The most severe adverse reaction to LSD is a psychotic breakdown. At one time, LSD opponents argued that this was a major risk factor in using this substance. However, it now seems clear that prolonged psychotic episodes following LSD use almost invariably involve individuals who had already been diagnosed with a psychotic disorder such as schizophrenia or who had manifested prepsychotic symptoms before taking the drug.
Hallucinogens are substances that cause perceptual and cognitive distortions in the absence of delirium. Many hallucinogens such as mescaline, psilocybin, DMT, and 5-MeO-DMT are plant compounds that were used for hundreds or thousands of years in spiritual or religious ceremonies before their discovery by Western culture. In contrast, LSD is a synthetic drug, although it is based on a series of alkaloids found in ergot fungus.
Recognition of the powerful mind-altering properties of hallucinogenic drugs led to both clinical and recreational use beginning in the late 1950s and early 1960s. Some psychiatrists gave patients LSD in the course of psycholytic or psychedelic therapy. LSD became readily available on the street despite a federal ban on recreational use in 1967. Most hallucinogenic drugs are orally active, with a slow onset of action and a long time course of action. One exception is DMT, which is usually smoked, thereby leading to rapid drug effects and a much shorter duration of action. Of the commonly used hallucinogens, LSD is the most potent and mescaline is the least potent, based on the range of doses taken by users.

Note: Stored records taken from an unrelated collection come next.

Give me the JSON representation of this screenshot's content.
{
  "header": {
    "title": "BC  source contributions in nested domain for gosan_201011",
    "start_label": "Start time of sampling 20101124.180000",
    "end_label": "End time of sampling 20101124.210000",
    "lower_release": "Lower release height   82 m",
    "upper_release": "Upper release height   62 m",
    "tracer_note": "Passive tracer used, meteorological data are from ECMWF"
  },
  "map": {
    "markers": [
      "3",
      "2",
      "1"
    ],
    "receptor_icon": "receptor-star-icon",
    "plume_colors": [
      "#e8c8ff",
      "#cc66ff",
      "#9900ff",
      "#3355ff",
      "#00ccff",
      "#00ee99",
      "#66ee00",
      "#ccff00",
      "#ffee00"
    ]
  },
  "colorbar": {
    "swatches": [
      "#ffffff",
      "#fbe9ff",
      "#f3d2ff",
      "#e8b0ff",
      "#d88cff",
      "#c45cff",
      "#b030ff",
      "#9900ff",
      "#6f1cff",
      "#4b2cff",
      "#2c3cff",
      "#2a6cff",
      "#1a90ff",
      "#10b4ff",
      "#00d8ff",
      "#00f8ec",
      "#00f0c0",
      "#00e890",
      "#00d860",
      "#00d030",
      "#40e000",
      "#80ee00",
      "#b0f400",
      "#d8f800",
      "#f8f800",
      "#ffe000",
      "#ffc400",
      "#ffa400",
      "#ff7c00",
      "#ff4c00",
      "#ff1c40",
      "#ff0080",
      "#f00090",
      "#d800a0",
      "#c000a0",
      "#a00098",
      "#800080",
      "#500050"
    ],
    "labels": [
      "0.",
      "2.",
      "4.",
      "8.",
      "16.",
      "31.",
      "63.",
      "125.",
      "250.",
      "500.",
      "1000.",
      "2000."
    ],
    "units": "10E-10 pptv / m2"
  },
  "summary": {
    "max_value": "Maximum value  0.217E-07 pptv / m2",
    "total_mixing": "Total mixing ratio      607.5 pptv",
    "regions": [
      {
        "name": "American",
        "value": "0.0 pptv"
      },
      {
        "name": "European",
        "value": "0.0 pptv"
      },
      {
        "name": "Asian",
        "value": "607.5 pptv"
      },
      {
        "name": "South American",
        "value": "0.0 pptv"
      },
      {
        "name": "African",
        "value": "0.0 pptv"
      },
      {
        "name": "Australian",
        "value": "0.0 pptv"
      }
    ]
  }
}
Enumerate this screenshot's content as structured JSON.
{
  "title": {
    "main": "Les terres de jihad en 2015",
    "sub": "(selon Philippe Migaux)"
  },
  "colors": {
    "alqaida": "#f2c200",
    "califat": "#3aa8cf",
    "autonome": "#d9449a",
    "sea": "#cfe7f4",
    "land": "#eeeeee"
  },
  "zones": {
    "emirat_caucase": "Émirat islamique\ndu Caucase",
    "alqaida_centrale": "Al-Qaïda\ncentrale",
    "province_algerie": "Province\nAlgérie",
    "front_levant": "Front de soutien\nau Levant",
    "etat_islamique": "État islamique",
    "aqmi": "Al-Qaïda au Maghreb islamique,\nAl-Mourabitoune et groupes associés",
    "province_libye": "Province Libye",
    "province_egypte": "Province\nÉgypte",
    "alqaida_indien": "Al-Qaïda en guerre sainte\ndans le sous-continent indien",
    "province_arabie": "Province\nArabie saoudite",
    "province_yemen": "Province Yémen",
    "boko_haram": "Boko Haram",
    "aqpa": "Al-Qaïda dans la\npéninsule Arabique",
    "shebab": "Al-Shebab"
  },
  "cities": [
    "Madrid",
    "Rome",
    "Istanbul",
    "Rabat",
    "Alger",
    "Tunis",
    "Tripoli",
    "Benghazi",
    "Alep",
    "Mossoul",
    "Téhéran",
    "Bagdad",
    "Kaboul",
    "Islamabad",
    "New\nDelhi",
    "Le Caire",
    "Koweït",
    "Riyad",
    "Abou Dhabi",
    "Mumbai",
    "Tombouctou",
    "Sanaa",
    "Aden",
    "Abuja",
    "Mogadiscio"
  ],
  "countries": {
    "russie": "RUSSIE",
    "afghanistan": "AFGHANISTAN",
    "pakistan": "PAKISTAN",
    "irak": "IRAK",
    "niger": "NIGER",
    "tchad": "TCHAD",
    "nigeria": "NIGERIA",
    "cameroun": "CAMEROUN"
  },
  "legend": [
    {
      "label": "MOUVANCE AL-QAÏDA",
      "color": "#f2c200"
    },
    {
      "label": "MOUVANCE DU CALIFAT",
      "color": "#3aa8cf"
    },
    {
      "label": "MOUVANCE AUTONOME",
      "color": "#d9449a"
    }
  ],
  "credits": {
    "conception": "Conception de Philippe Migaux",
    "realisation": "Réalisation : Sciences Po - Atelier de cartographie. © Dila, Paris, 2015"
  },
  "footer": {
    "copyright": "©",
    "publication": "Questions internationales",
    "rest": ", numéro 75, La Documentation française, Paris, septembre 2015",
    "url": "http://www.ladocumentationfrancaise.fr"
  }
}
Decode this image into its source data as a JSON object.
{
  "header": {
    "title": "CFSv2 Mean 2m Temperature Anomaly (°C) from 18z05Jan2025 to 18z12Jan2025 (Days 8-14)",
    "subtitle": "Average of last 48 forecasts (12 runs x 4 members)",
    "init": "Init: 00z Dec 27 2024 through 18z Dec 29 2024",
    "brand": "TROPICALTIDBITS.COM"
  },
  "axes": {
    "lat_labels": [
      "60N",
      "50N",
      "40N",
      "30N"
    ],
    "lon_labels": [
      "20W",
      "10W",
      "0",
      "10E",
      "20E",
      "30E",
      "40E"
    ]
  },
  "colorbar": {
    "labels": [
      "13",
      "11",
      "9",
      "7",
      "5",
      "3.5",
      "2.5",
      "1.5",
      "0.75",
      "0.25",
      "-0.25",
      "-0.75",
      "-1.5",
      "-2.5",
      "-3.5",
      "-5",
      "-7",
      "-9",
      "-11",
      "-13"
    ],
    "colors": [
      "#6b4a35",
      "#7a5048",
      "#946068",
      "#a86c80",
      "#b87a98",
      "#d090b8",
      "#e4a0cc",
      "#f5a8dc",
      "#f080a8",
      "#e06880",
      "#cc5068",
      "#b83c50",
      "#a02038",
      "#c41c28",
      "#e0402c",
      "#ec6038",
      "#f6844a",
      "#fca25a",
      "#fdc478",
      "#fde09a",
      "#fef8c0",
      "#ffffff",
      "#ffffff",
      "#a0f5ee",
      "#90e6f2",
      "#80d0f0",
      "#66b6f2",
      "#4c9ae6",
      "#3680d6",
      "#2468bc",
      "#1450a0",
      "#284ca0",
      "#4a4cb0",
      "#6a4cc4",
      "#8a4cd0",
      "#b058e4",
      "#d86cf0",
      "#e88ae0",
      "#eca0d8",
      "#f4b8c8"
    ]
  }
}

An LSD “trip” is sometimes divided into four phases: onset, plateau, peak, and come-down. During the trip, the user experiences vivid visual hallucinations, a slowing of the subjective sense of time, feelings of depersonalization, strong emotional reactions, and a disruption of logical thought. There are also physiological reactions such as pupil dilation and increased heart rate, blood pressure, and body temperature. A number of factors determine whether the user has a “good trip” or a “bad trip.”
Hallucinogenic drugs are classified chemically as either indoleamines or phenethylamines. The indoleamines are related structurally to 5-HT, whereas the phenethylamines instead share a common structure with NE. Both classes of drugs are agonists at 5-HT2 receptors, which is believed to be an essential component of their hallucinogenic properties. Activation of 5-HT2A receptors may be particularly important for hallucinogenic activity. Repeated exposure to hallucinogens leads to rapid tolerance, possibly through down- regulation of these receptors in key target cells. The specific brain areas responsible for the production of hallucinogenic drug effects have not yet been identified, but hypotheses have been proposed that focus either on the locus coeruleus or on the cortical-striatal-thalamic circuit.
Hallucinogens are not considered to be dependence forming or addictive. However, they can lead to other adverse effects such as “bad trips” and flashbacks. People who suffer from severe flashbacks long after discontinuing hallucinogenic drug use are diagnosed as having hallucinogen persisting perception disorder. At the present time, little is known about the causes or treatment of HPPD.